National Strategy Needed

Wildlife Agency Panel shown above. Eric Lobner, right, of the Wisconsin Department of Natural Resources, discusses CWD challenges his state has battled since 2002. Others on the panel, from left, are Ralph Meeker, Arkansas Game and Fish Commission; Scott Smith, Wyoming Game and Fish Department; Clayton Wolf, Texas Parks and Wildlife Department; and Craig McLaughlin, Colorado Parks and Wildlife. Photo Credit: Patrick Durkin

Dan Forster, the ATA’s director of government relations and a moderator at the Austin meetings, expects the NDA to help craft a national strategy to tackle CWD. “I expect it will be a flexible planning process, not a closed group directing things from the top down,” Forster said. “The NDA will play a prominent role in the process. I’m sure Nick (Pinizzotto) will explore all CWD-related issues with the organizations that participate.”

Chip Hunnicutt, director of marketing for Arcus Hunting, would welcome that leadership. “It’s time for the NDA to put its foot down and state what it’s about,” he said. “The representatives who attended this meeting were impressive, and we had some great discussions with many decision-makers. I’m worried, though, that ‘Joe Hunter’ is still watching TV and doesn’t understand the NDA or why he should back it. It’s time to take what we discussed in Austin, write some good position statements, and develop plans that hunters can support.”

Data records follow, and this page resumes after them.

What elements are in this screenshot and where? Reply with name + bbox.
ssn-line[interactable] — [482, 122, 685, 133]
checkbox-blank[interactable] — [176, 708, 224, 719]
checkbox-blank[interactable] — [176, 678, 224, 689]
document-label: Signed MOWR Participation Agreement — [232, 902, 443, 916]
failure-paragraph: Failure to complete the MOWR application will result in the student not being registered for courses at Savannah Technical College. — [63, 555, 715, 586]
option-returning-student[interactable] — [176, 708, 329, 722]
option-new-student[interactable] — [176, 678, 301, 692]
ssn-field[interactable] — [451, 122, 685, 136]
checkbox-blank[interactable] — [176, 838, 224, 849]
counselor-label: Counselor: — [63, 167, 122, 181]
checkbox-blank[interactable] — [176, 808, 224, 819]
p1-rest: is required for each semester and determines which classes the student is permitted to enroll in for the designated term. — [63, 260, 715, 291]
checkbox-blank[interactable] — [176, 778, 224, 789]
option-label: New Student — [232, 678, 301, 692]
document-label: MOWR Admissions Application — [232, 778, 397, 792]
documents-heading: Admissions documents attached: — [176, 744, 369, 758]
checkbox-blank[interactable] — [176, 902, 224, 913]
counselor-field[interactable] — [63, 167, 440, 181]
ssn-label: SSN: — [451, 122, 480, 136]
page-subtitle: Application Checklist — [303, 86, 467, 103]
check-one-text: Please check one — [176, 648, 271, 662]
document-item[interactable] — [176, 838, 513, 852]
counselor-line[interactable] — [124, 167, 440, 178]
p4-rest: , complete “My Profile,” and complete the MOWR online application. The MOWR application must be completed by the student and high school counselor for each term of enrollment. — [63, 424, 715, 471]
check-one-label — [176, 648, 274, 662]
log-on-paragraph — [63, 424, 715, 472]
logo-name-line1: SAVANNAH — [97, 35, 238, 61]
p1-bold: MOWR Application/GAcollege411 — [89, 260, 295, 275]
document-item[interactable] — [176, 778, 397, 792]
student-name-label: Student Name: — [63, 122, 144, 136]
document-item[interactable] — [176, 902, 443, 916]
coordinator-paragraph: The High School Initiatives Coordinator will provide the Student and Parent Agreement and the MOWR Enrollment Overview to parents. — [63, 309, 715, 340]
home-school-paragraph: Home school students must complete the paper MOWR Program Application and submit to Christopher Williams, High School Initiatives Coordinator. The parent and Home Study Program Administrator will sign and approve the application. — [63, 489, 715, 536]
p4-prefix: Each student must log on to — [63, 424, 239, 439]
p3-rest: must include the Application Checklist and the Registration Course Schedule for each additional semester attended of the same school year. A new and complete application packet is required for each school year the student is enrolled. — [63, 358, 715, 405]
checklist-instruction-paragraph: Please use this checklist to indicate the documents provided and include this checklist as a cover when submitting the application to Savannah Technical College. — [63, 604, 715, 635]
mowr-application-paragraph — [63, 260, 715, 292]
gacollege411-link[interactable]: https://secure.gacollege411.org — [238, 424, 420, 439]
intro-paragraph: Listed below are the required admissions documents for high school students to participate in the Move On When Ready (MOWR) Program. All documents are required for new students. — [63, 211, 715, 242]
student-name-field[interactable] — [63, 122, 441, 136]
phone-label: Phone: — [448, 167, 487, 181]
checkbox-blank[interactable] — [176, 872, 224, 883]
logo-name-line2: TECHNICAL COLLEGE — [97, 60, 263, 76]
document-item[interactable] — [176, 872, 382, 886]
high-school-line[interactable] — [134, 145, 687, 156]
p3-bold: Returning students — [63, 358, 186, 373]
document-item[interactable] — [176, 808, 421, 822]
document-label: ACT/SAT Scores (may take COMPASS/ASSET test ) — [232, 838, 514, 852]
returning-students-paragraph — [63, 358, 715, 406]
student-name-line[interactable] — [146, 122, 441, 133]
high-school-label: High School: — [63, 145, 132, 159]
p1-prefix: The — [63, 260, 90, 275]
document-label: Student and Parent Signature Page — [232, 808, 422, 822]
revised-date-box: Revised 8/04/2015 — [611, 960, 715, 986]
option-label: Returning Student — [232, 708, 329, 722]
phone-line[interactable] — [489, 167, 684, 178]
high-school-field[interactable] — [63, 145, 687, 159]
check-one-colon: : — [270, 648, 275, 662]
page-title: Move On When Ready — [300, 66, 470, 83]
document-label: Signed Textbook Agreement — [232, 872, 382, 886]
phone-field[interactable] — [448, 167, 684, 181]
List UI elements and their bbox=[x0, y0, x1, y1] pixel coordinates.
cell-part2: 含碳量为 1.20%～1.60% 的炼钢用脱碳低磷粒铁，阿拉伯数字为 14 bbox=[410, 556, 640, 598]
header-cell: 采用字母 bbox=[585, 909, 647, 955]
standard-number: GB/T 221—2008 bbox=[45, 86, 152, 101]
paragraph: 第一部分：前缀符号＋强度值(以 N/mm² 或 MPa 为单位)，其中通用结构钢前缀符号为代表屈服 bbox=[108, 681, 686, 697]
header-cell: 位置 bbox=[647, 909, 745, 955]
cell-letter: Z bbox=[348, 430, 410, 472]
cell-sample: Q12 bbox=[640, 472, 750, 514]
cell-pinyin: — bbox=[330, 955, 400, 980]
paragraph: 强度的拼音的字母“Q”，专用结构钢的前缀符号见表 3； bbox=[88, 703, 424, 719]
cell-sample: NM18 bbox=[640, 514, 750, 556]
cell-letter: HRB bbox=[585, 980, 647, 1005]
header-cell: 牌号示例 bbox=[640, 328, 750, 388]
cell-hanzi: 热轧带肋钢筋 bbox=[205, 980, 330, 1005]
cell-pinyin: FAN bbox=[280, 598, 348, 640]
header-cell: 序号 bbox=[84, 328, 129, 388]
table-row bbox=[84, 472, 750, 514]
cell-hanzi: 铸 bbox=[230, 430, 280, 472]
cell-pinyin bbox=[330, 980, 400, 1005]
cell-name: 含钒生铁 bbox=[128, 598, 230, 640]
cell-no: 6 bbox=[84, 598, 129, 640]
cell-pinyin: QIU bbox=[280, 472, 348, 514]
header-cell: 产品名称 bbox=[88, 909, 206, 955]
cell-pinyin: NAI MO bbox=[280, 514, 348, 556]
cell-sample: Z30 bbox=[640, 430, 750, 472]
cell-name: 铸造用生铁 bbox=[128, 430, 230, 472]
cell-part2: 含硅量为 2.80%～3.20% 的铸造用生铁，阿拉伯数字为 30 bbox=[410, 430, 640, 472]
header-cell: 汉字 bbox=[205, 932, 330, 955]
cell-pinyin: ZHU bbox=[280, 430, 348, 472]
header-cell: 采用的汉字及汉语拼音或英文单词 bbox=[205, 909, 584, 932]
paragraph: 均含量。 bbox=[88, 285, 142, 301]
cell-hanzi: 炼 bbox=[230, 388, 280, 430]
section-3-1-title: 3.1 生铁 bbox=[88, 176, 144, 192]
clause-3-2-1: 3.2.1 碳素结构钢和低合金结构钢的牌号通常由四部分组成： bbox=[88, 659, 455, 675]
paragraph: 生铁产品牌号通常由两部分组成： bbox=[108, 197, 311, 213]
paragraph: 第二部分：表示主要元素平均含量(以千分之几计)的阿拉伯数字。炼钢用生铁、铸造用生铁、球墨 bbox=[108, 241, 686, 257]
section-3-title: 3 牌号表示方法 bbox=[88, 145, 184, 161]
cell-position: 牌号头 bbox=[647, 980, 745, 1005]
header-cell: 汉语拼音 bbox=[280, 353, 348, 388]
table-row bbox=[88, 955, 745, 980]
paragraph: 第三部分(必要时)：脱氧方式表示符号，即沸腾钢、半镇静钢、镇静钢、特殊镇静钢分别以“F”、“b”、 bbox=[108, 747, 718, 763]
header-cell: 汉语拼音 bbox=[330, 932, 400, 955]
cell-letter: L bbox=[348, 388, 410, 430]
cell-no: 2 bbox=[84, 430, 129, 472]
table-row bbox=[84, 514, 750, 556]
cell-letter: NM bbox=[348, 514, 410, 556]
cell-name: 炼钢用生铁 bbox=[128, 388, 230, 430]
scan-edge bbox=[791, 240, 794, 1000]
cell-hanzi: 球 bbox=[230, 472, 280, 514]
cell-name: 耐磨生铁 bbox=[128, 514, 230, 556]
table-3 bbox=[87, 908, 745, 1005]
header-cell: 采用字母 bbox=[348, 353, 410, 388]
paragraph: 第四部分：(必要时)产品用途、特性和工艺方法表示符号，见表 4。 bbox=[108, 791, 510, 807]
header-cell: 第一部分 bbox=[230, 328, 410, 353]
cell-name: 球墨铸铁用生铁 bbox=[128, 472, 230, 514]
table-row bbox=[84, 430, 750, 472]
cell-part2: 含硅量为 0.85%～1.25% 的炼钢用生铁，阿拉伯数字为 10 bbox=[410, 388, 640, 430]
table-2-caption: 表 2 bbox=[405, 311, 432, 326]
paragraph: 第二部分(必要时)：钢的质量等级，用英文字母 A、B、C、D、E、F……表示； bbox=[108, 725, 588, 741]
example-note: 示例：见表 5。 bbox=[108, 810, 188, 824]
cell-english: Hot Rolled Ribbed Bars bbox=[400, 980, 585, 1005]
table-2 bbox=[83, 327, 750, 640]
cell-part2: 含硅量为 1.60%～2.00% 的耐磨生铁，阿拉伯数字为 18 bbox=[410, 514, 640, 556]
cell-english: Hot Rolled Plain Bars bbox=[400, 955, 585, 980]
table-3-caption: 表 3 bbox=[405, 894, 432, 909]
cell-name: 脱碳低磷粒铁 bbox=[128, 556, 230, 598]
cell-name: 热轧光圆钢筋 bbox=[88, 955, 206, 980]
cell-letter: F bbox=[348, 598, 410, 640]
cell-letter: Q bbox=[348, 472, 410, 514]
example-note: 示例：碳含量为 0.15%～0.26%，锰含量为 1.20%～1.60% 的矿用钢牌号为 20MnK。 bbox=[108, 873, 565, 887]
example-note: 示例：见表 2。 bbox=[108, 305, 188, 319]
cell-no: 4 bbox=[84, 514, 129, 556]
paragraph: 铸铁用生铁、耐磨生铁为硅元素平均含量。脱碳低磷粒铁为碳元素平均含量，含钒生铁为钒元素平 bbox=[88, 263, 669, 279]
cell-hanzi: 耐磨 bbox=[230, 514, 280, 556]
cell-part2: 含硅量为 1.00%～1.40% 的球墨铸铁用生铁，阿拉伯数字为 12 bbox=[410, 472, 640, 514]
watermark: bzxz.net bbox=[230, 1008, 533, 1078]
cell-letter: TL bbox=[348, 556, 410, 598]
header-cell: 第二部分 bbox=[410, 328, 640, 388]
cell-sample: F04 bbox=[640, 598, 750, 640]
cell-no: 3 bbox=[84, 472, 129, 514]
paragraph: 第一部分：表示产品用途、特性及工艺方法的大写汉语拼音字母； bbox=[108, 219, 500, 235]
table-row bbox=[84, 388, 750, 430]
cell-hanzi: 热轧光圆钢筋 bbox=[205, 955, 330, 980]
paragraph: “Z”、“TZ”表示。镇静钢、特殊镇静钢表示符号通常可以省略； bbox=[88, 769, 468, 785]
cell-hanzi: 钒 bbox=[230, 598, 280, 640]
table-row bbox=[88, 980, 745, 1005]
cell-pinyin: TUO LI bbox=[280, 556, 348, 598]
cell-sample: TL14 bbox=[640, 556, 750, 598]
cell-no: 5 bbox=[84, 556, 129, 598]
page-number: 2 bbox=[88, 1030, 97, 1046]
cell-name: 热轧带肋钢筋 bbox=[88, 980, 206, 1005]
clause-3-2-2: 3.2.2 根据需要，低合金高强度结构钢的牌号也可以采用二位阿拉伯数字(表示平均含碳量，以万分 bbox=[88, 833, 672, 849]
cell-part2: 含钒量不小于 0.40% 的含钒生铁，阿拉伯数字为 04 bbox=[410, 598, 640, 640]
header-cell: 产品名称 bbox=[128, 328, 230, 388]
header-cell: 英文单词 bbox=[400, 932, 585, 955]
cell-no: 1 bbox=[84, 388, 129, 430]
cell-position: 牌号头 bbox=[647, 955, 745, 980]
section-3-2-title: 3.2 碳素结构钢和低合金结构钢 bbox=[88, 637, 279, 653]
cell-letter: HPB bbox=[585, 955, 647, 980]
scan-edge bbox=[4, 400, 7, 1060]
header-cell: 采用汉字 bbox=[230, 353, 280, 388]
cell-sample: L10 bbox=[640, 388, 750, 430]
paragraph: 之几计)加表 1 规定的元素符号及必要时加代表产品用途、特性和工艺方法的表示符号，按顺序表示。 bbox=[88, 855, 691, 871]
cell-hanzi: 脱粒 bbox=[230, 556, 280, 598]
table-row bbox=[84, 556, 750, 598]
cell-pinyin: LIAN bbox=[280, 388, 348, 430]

Sam Burgeson, president of the Wildlife Research Center and an NDA board member, agreed. “I hope the NDA stays focused on big issues like CWD, which is something everyone can rally behind,” he said. “I like the way (Pinizzotto) brought together all these different shareholders, and kept everyone focused. We won’t agree on everything, but I like the way it’s going. A lot of good, smart people are invested in the NDA’s work. It can be a big success.”

Although CWD concerns got the most attention at the Austin summit, Pinizzotto said the NDA is working on several other national issues discussed at the meetings. This includes:

— Establishing a working group with the Theodore Roosevelt Conservation Partnership to involve deer hunters and wildlife managers to help everyone understand the importance of the Farm Bill. Whit Fosburgh, president/CEO of the TRCP, said the Farm Bill is the nation’s single largest contributor to wildlife funding programs.

— Replicate hunting-access programs like those in Kansas and North Dakota to provide more places to hunt, while also keeping existing public lands in public ownership.

“We have many issues and opportunities, and they’ll be front and center for the NDA,” Pinizzotto said. “We’re literally just getting started. We’ve only been up and running about 18 months, but we’ve already made some significant strides. I see the NDA playing an increasingly larger, more meaningful role in the future.”